Le président du Venezuela Nicolas Maduro lui a rendu hommage en se rendant au mausolée où reposent les restes d’Hugo Chavez, le défunt président vénézuélien et « fils spirituel » de Fidel Castro.« Fidel, pars serein, pars en paix, car nous sommes là », a-t-il déclaré, en promettant de faire vivre « les idées » de Fidel Castro.

C’était « un géant de l’Histoire » qui a défendu « la dignité des peuples du monde », s’est enflammé le président bolivien Evo Morales. « Nous pleurons la mort de Fidel Castro », a indiqué le président colombien Juan Manuel Santos sur Twitter, tout en le remerciant pour sa « contribution » aux négociations de paix avec les rebelles marxistes des Farc.

Le pape François, qui s’était entretenu avec le dirigeant cubain lors de sa visite sur l’île en 2015, a fait part de ses « sentiments de tristesse » après cette « triste nouvelle ». De son côté, la légende du football argentin, Diego Maradona, a déploré la mort de celui qui était comme « un second père » pour lui. L’ancien joueur de Naples a séjourné à plusieurs reprises à Cuba, où il a notamment été traité pour sa dépendance à la drogue. Et il a noué une relation d’amitié avec Fidel Castro.


Une « figure historique » pour l’Europe


En Europe, plusieurs dirigeants, de l’Espagnol Mariano Rajoy au président français, ont salué la « figure historique du siècle dernier ». Le président de la Commission européenne, Jean-Claude Juncker, a reconnu que « le monde perd un homme qui était pour beaucoup un héros » et conclu qu’il « appartiendra à l’histoire de juger son héritage. » De son côté, la « ministre des affaires étrangères » de l’Union européenne, Federica Mogherini, s’est efforcée de penser à l’avenir de Cuba, assurant que l’UE « continuera de porter [un] engagement fort avec Cuba. »

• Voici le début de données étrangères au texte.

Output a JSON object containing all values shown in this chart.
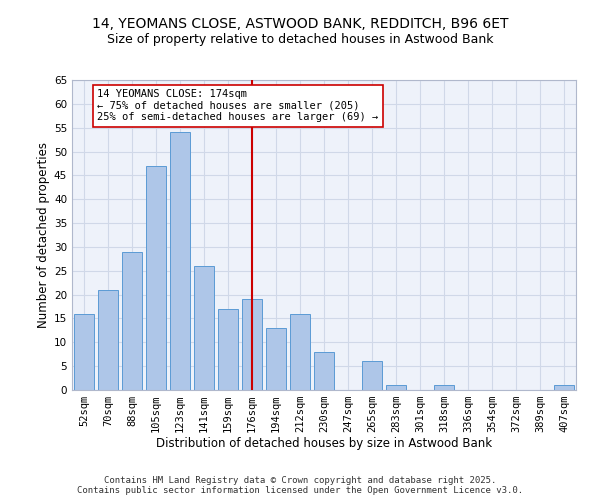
{
  "title1": "14, YEOMANS CLOSE, ASTWOOD BANK, REDDITCH, B96 6ET",
  "title2": "Size of property relative to detached houses in Astwood Bank",
  "xlabel": "Distribution of detached houses by size in Astwood Bank",
  "ylabel": "Number of detached properties",
  "categories": [
    "52sqm",
    "70sqm",
    "88sqm",
    "105sqm",
    "123sqm",
    "141sqm",
    "159sqm",
    "176sqm",
    "194sqm",
    "212sqm",
    "230sqm",
    "247sqm",
    "265sqm",
    "283sqm",
    "301sqm",
    "318sqm",
    "336sqm",
    "354sqm",
    "372sqm",
    "389sqm",
    "407sqm"
  ],
  "values": [
    16,
    21,
    29,
    47,
    54,
    26,
    17,
    19,
    13,
    16,
    8,
    0,
    6,
    1,
    0,
    1,
    0,
    0,
    0,
    0,
    1
  ],
  "bar_color": "#aec6e8",
  "bar_edge_color": "#5b9bd5",
  "vline_x": 7,
  "vline_color": "#cc0000",
  "annotation_line1": "14 YEOMANS CLOSE: 174sqm",
  "annotation_line2": "← 75% of detached houses are smaller (205)",
  "annotation_line3": "25% of semi-detached houses are larger (69) →",
  "annotation_box_color": "#ffffff",
  "annotation_box_edge": "#cc0000",
  "ylim": [
    0,
    65
  ],
  "yticks": [
    0,
    5,
    10,
    15,
    20,
    25,
    30,
    35,
    40,
    45,
    50,
    55,
    60,
    65
  ],
  "grid_color": "#d0d8e8",
  "bg_color": "#eef2fa",
  "footer": "Contains HM Land Registry data © Crown copyright and database right 2025.\nContains public sector information licensed under the Open Government Licence v3.0.",
  "title_fontsize": 10,
  "subtitle_fontsize": 9,
  "axis_label_fontsize": 8.5,
  "tick_fontsize": 7.5,
  "footer_fontsize": 6.5,
  "ann_fontsize": 7.5
}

En marge du sommet de la Francophonie à Madagascar, François Hollande a « encore insisté pour que l’embargo qui pénalise Cuba puisse être levé, définitivement levé [...] et que Cuba puisse être pleinement dans la communauté internationale regardé comme un partenaire. » En France, de nombreuses personnalités politiques de gauche, notamment le candidat à l’élection présidentielle Jean-Luc Mélenchon, ont rendu hommage au symbole qu’était le « Lider Maximo ».

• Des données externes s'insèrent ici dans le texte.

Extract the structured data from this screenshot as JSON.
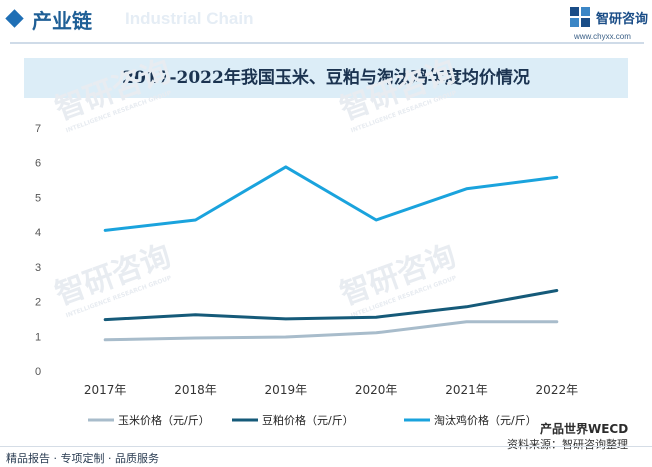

« Adieu commandant - Jusqu’à la victoire pour toujours des peuples », a lancé le premier ministre grec de gauche radicale Alexis Tsipras. « Une page importante de l’histoire politique mondiale se tourne », il s’agit d’« un terme définitif à la guerre froide », a commenté le premier ministre belge Charles Michel.

Ailleurs dans le monde, des hommages ont été rendus de l’Afrique du Sud, où le président a salué un homme qui «  s’est identifié à notre lutte contre l’apartheid », à l’Iran, où le président Rohani à vu en Castro l’incarnation des « hommes libres qui restent dans la lutte jusqu’à leurs tout derniers jours. » Fidel Castro a été « une figure hors pair par son importance historique transcendantale », a jugé le président angolais Jose Eduardo dos Santos. Mahmoud Abbas, le président de l’’Autorité palestinienne a estimé que ce fut un « défenseur acharné (...) de la justice dans le monde ».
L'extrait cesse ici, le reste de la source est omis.